I am the founder and president of a new health policy think tank—Paragon Health Institute. My testimony today represents my views and not those of Paragon. I am also a senior research fellow at the Galen Institute and a visiting fellow at the Foundation for Government Accountability. From 2017 through 2019, I served as a Special Assistant to the President for Economic Policy at the White House’s National Economic Council.

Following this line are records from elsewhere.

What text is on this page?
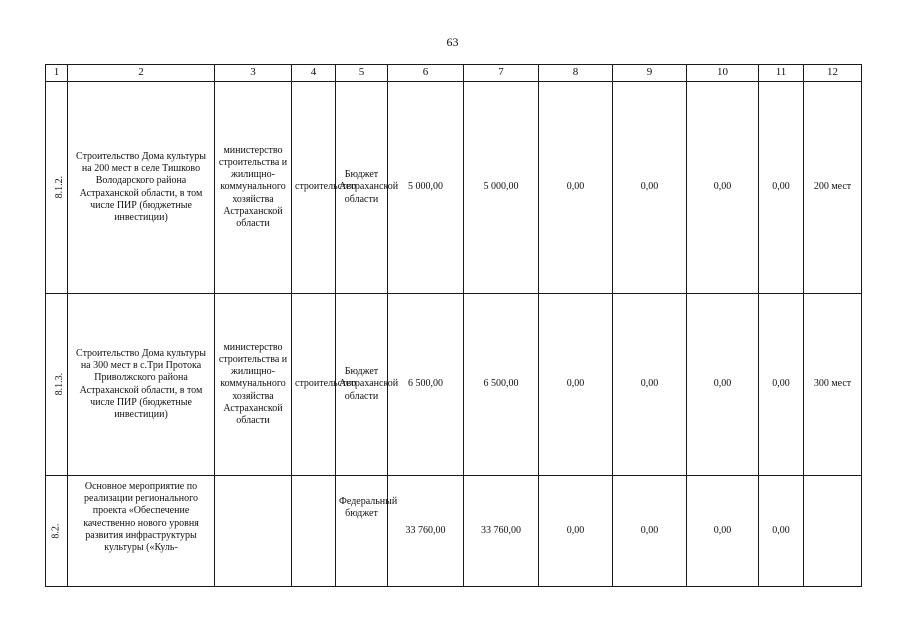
63
1	2	3	4	5	6	7	8	9	10	11	12
8.1.2.	Строительство Дома культуры на 200 мест в селе Тишково Володарского района Астраханской области, в том числе ПИР (бюджетные инвестиции)	министерство строительства и жилищно-коммунального хозяйства Астраханской области	строительство	Бюджет Астраханской области	5 000,00	5 000,00	0,00	0,00	0,00	0,00	200 мест
8.1.3.	Строительство Дома культуры на 300 мест в с.Три Протока Приволжского района Астраханской области, в том числе ПИР (бюджетные инвестиции)	министерство строительства и жилищно-коммунального хозяйства Астраханской области	строительство	Бюджет Астраханской области	6 500,00	6 500,00	0,00	0,00	0,00	0,00	300 мест
8.2.	Основное мероприятие по реализации регионального проекта «Обеспечение качественно нового уровня развития инфраструктуры культуры («Куль-			Федеральный бюджет	33 760,00	33 760,00	0,00	0,00	0,00	0,00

In that capacity, I led policy and regulatory work on several areas that I am testifying about today, including Association Health Plans, short-term limited-duration health plans, individual coverage health reimbursement arrangements, and price transparency rules. 

The title of today’s hearing is “Exploring Pathways to Affordable, Universal Health Coverage.” I’m here to discuss how we can achieve more affordable, higher quality health care—a worthy goal that nearly everyone supports. The goal of achieving universal health coverage can only be achieved if both health care and health coverage are affordable—and for too many people today, they are not. I will focus my testimony on how to achieve more affordable and higher-quality health care which will lead to millions more people having health coverage.

In many areas of the economy, products and services have become higher in quality over time while real prices, after accounting for inflation, have declined (Figure below: “Price Changes”).[1] Unfortunately, this has not been the case for most health care products and services.[2] As the following figure shows, prices for hospital services—the largest component of health care expenditures—have increased more than three times faster than general inflation over the past two decades.[3] As health costs have risen, insurance premiums have correspondingly soared, even as plan deductibles have risen dramatically. In 2020, health care spending was 19.7 percent of U.S. Gross Domestic Product, a 6.4 percentage point increase and 48 percent increase from the 13.3 percent of U.S. GDP expended on health care in 2000.[4]Importantly, over the past few decades, there have been some noticeable advances in health, such as a decline in cardiac mortality, improvement in cancer survival rates, a cure for Hepatitis C, and new AIDS treatments. However, there is also significant waste in the health sector and health outcomes have recently stagnated despite the Affordable Care Act’s (ACA) new spending and the significant expansion of Medicaid. American life expectancy was lower in 2019 than it was in 2013, before the ACA’s coverage and spending provisions took effect.[5]